L. Liao, Y. Shuai, Y. Jin, Weidong Tian
Mesenchymal stem cells (MSCs) are promising candidates for oral tissue regeneration and disease treatment. However, long-term in vitro passaging leads to stemness loss of MSCs, resulting in failure of MSCs therapy [1-2]. Here, we report a small molecule (SM)-based strategy to improve cell therapy of long-term cultured MSCs.
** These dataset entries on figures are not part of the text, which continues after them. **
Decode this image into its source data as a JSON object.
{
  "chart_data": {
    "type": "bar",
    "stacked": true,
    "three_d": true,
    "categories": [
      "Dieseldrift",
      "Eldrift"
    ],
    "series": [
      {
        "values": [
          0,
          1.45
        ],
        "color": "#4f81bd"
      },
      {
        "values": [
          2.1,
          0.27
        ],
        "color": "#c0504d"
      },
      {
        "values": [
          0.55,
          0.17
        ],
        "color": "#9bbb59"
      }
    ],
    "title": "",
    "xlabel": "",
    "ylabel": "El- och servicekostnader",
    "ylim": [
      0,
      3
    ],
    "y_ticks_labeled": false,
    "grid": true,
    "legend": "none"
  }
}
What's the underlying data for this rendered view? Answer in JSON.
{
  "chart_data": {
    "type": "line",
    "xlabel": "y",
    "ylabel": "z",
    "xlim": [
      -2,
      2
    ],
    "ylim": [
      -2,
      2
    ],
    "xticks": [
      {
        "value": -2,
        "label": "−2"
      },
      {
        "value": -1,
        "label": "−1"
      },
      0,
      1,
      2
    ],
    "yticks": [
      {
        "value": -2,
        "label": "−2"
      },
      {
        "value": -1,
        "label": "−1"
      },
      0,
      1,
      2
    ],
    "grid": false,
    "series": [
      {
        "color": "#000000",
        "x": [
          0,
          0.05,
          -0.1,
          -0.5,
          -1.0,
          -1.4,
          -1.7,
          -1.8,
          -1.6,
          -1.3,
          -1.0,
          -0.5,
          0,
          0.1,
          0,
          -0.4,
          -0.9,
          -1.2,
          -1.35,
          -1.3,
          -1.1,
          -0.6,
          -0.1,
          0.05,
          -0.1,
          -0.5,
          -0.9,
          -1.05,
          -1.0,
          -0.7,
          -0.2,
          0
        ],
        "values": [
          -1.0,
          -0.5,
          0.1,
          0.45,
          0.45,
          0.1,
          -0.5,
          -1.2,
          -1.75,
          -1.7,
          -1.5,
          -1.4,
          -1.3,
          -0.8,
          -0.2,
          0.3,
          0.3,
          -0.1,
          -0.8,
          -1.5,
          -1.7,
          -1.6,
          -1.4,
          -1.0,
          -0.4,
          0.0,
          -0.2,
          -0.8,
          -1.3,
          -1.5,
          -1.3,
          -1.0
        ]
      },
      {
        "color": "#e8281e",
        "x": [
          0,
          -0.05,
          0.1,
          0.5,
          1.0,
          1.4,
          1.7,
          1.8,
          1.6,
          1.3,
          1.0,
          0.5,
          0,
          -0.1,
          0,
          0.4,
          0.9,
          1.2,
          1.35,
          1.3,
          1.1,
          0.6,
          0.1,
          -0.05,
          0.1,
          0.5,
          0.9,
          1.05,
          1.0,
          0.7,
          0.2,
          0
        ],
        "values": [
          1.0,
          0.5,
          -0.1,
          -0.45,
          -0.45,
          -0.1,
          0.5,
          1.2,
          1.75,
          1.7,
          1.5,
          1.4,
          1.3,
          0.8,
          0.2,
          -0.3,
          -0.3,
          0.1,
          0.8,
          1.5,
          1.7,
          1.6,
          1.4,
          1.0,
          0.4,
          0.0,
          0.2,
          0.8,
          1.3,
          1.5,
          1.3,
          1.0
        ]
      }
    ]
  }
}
Firstly, we established a high-throughput screen system to isolate SM that could prevent senescence during long-term passaging. After high throughput screening, four SMs that efficiently prevented replicative senescence of MSCs were isolated. The formula of SM was efficient to preserve self-renewal and differentiation properties of rat bone marrow MSCs after long-term passaging. SM treatment did not affect the colony forming, proliferation and osteogenic differentiation of MSCs cultured for 1 or 4 passages, but largely prevented the decline of self-renew and differentiation capacity of MSCs cultured for 15 passages in vitro. Furthermore, heterotopic osteogenesis assay, critical size calvarial defects repair assay, and osteoporosis treatment assay strongly certified that melatonin preserved the therapeutic effect of long-term passaged MSCs on bone regeneration in vivo. Mechanistically, the SM formula functioned by activating antioxidant defense system, inhibiting the pathway of cell senescence, and preserving the expression of gene governing the stemness. In conclusion, the small molecule formula efficiently prevents the dysfunction and therapeutic failure of MSCs after long-term passaging, providing a practical strategy to improve the application of MSCs in tissue engineering and bone regeneration.